Regulators are turning up the heat on data quality management in financial institutions. Some regulations require named senior management ownership of the data governance function. Others come at the same issue indirectly, demanding proof of quality processes used by financial institutions to make their regulatory filings. Either way, the objective is the same – to require a named person to bear responsibility for the correctness of data used to run the business and construct routine regulatory filings. The message from politicians is clear – in the next crisis, if the filings were wrong, somebody is going to jail.
Regulators are hoping that requiring C-level ownership of data management will cause trickle-down quality. Empirically, this is not delivering much success in the field. We have heard of a global bank that now has 200 employees across countless departments all with the job title “Chief Data Officer”. When regulators require the name of an executive that will potentially go to jail if data is badly managed, the main result seems to be the big-4 sell a lot of data governance consulting packages. Entire rooms of cabinets are now jammed with ring binders stuffed with newly minted process documentation. The problem is process manuals improve nothing unless they are accompanied by genuine organizational change. This top-down orthodoxy is failing. Regulators want a concise, coherent answer when they ask, “show me how you know the data is right”. They certainly don’t want to be pointed to a cupboard full of swim-lane diagrams! Meanwhile, legacy data management software vendors continue to push their tired, one-size-fits-all, monolithic database platforms. We think fundamentally the approach needs to completely reverse from top-down to bottom-up.
Of course, this does not mean that senior management may wash their hands of data management and simply delegate it to the department level. There must be a coherent strategy agreed. However, empowering knowledge workers to control their own affairs and demonstrate progress is always superior to imposing grandiose one-size-fits-all schemes onto businesses that must be agile and innovative to thrive.

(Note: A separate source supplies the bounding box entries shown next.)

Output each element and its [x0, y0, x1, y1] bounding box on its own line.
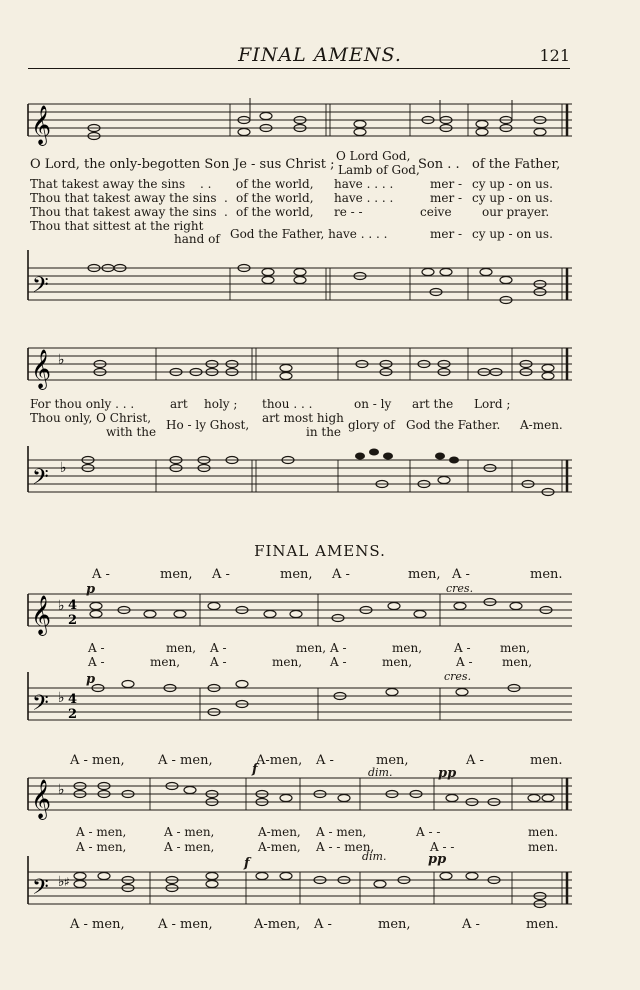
svg-text:2: 2 — [68, 707, 78, 722]
amens1-mid2-7: men, — [502, 655, 533, 669]
chant1-v3-a: Thou that takest away the sins — [30, 191, 217, 205]
flat-icon: ♭ — [58, 352, 65, 368]
amens1-mid2-5: men, — [382, 655, 413, 669]
amens1-top-1: men, — [160, 567, 193, 582]
amens1-top-4: A - — [332, 567, 350, 582]
flat-icon: ♭ — [58, 598, 65, 614]
chant2-v2-h: A-men. — [520, 418, 563, 432]
chant1-v1-b: Je - sus Christ ; — [234, 157, 335, 172]
amens1-mid2-4: A - — [330, 655, 347, 669]
amens2-dyn-f: f — [252, 762, 258, 777]
chant2-bass-staff — [0, 446, 640, 506]
chant1-v3-c: of the world, — [236, 191, 314, 205]
amens1-mid1-1: men, — [166, 641, 197, 655]
chant1-v2-f: cy up - on us. — [472, 177, 553, 191]
chant1-v3-f: cy up - on us. — [472, 191, 553, 205]
amens1-top-5: men, — [408, 567, 441, 582]
svg-text:4: 4 — [68, 598, 78, 613]
chant1-v1-a: O Lord, the only-begotten Son — [30, 157, 230, 172]
amens2-bot-3: A - — [314, 917, 332, 932]
header-rule — [28, 68, 570, 69]
treble-clef-icon: 𝄞 — [31, 105, 52, 145]
section-title: FINAL AMENS. — [254, 542, 386, 560]
chant1-v2-b: . . — [200, 177, 212, 191]
chant2-v1-b: art — [170, 397, 188, 411]
chant1-v1-d: Lamb of God, — [338, 163, 420, 177]
amens2-bass-dyn-f: f — [244, 856, 250, 871]
chant1-v4-a: Thou that takest away the sins — [30, 205, 217, 219]
chant1-v4-c: of the world, — [236, 205, 314, 219]
bass-clef-icon: 𝄢 — [32, 691, 49, 721]
bass-clef-icon: 𝄢 — [32, 465, 49, 495]
chant2-v2-e: in the — [306, 425, 342, 439]
chant1-bass-staff — [0, 250, 640, 312]
amens1-top-2: A - — [212, 567, 230, 582]
chant2-v2-c: Ho - ly Ghost, — [166, 418, 250, 432]
chant1-v5-b: hand of — [174, 232, 220, 246]
treble-clef-icon: 𝄞 — [31, 595, 52, 635]
chant1-v5-e: cy up - on us. — [472, 227, 553, 241]
chant2-v2-d: art most high — [262, 411, 344, 425]
amens2-dyn-pp: pp — [438, 766, 457, 781]
chant2-v1-a: For thou only . . . — [30, 397, 135, 411]
amens2-bot-6: men. — [526, 917, 559, 932]
amens1-bass-staff — [0, 672, 640, 732]
page-header — [0, 40, 640, 70]
amens1-bass-notes — [92, 681, 520, 716]
amens2-bass-staff — [0, 856, 640, 918]
time-signature-bass — [68, 692, 77, 722]
amens2-bot-0: A - men, — [70, 917, 125, 932]
amens2-treble-staff — [0, 766, 640, 822]
amens2-mid2-2: A-men, — [258, 840, 301, 854]
chant1-v4-b: . — [224, 205, 228, 219]
chant2-treble-notes — [94, 361, 554, 380]
amens2-mid1-1: A - men, — [164, 825, 215, 839]
flat-icon: ♭ — [58, 690, 65, 706]
amens1-mid2-3: men, — [272, 655, 303, 669]
chant1-v2-d: have . . . . — [334, 177, 394, 191]
amens2-mid1-3: A - men, — [316, 825, 367, 839]
amens2-top-4: men, — [376, 753, 409, 768]
amens2-bot-5: A - — [462, 917, 480, 932]
chant2-v1-g: Lord ; — [474, 397, 511, 411]
amens1-bass-dyn-cres: cres. — [444, 670, 472, 683]
page-title: FINAL AMENS. — [238, 44, 402, 66]
amens2-top-1: A - men, — [158, 753, 213, 768]
amens2-bass-notes — [74, 873, 546, 908]
treble-clef-icon: 𝄞 — [31, 349, 52, 389]
amens1-mid2-0: A - — [88, 655, 105, 669]
chant2-v2-f: glory of — [348, 418, 395, 432]
chant2-treble-staff — [0, 338, 640, 394]
amens1-treble-staff — [0, 582, 640, 638]
amens1-top-7: men. — [530, 567, 563, 582]
chant2-v1-d: thou . . . — [262, 397, 313, 411]
amens1-mid1-4: A - — [330, 641, 347, 655]
amens2-top-0: A - men, — [70, 753, 125, 768]
amens2-mid2-4: A - - — [430, 840, 455, 854]
amens1-top-0: A - — [92, 567, 110, 582]
amens1-mid2-1: men, — [150, 655, 181, 669]
chant2-v1-e: on - ly — [354, 397, 392, 411]
amens1-bass-dyn-p: p — [86, 672, 96, 687]
amens1-mid2-2: A - — [210, 655, 227, 669]
time-signature — [68, 598, 77, 628]
amens1-mid1-6: A - — [454, 641, 471, 655]
amens1-top-6: A - — [452, 567, 470, 582]
chant2-bass-filled-notes — [355, 449, 459, 464]
amens2-dyn-dim: dim. — [368, 766, 393, 779]
chant1-v3-d: have . . . . — [334, 191, 394, 205]
amens1-mid1-5: men, — [392, 641, 423, 655]
svg-text:4: 4 — [68, 692, 78, 707]
amens2-mid2-5: men. — [528, 840, 559, 854]
chant2-v2-g: God the Father. — [406, 418, 501, 432]
amens2-mid2-1: A - men, — [164, 840, 215, 854]
flat-icon: ♭ — [60, 460, 67, 476]
svg-text:2: 2 — [68, 613, 78, 628]
chant1-v1-c: O Lord God, — [336, 149, 411, 163]
amens2-bass-dyn-pp: pp — [428, 852, 447, 867]
bass-clef-icon: 𝄢 — [32, 273, 49, 303]
amens2-bot-1: A - men, — [158, 917, 213, 932]
chant2-v1-f: art the — [412, 397, 454, 411]
amens2-mid1-4: A - - — [416, 825, 441, 839]
chant1-v2-c: of the world, — [236, 177, 314, 191]
amens1-dyn-cres: cres. — [446, 582, 474, 595]
amens2-mid1-2: A-men, — [258, 825, 301, 839]
chant1-v2-a: That takest away the sins — [30, 177, 186, 191]
chant1-v1-e: Son . . — [418, 157, 460, 172]
amens1-dyn-p: p — [86, 582, 96, 597]
chant2-v2-a: Thou only, O Christ, — [30, 411, 152, 425]
amens1-mid1-2: A - — [210, 641, 227, 655]
flat-icon: ♭ — [58, 782, 65, 798]
amens2-top-6: men. — [530, 753, 563, 768]
chant1-v4-d: re - - — [334, 205, 363, 219]
flat-icon: ♭ — [58, 874, 65, 890]
chant1-v1-f: of the Father, — [472, 157, 561, 172]
chant1-v3-e: mer - — [430, 191, 463, 205]
amens2-mid2-0: A - men, — [76, 840, 127, 854]
chant1-v5-c: God the Father, have . . . . — [230, 227, 388, 241]
chant1-v5-a: Thou that sittest at the right — [30, 219, 204, 233]
chant1-treble-notes — [88, 113, 546, 140]
chant2-v1-c: holy ; — [204, 397, 238, 411]
amens1-top-3: men, — [280, 567, 313, 582]
chant1-v5-d: mer - — [430, 227, 463, 241]
amens2-bot-4: men, — [378, 917, 411, 932]
amens2-bass-dyn-dim: dim. — [362, 850, 387, 863]
sharp-icon: ♯ — [64, 875, 70, 889]
amens2-mid1-5: men. — [528, 825, 559, 839]
amens1-mid1-7: men, — [500, 641, 531, 655]
amens2-top-3: A - — [316, 753, 334, 768]
chant2-v2-b: with the — [106, 425, 157, 439]
amens1-mid1-0: A - — [88, 641, 105, 655]
amens2-top-2: A-men, — [256, 753, 303, 768]
chant1-v4-f: our prayer. — [482, 205, 550, 219]
amens2-top-5: A - — [466, 753, 484, 768]
page-number: 121 — [539, 46, 570, 65]
chant1-treble-staff — [0, 90, 640, 150]
bass-clef-icon: 𝄢 — [32, 875, 49, 905]
treble-clef-icon: 𝄞 — [31, 779, 52, 819]
amens1-mid1-3: men, — [296, 641, 327, 655]
chant1-v4-e: ceive — [420, 205, 452, 219]
chant1-v2-e: mer - — [430, 177, 463, 191]
amens2-mid1-0: A - men, — [76, 825, 127, 839]
amens2-mid2-3: A - - men, — [316, 840, 375, 854]
amens1-mid2-6: A - — [456, 655, 473, 669]
amens2-bot-2: A-men, — [254, 917, 301, 932]
chant1-v3-b: . — [224, 191, 228, 205]
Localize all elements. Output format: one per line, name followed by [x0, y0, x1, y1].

What we have learned in the field
We routinely work on data management projects where implementation of Misato Data Hub kicks off a push for improved data quality. This is particularly true for regulatory reporting projects. This push almost always comes from the operations team, real business owners, rather than top-down from the C-suite. All that is needed to ignite this drive is a healthy dose of transparency. We provide simple presentation of data quality problems and who they impact on a departmental scale presented without gobbledegook jargon, or being lost in the politics of finger-pointing across the enterprise.
Let’s get it off our chests
If you’ve ever had to work from poor quality data made by somebody else, you’ll know how deeply frustrating it is. A little venting of long-held frustrations can be healthy if the departments have right tools to quantify, visualize the problem and to demonstrate they are improving incrementally. No matter what legacy enterprise data management software vendors or big-4 consultancies say, there is no silver bullet for data quality. If you cannot measure the problem using language the business understands then you cannot manage it. It needs leaders in individual departments to put aside grievances and then commit to improve the service they provide to each other.
The truth is, once implemented, a modern data management solution is only the beginning of the journey to cracking enterprise-wide data quality. When departmental houses are in order, then, and only then, they can be linked together and SLA’s monitored across multiple departments. The right solution can ensure practitioners keep quality and transparency foremost in their minds long after the consultants have been paid their fees, packed up and gone.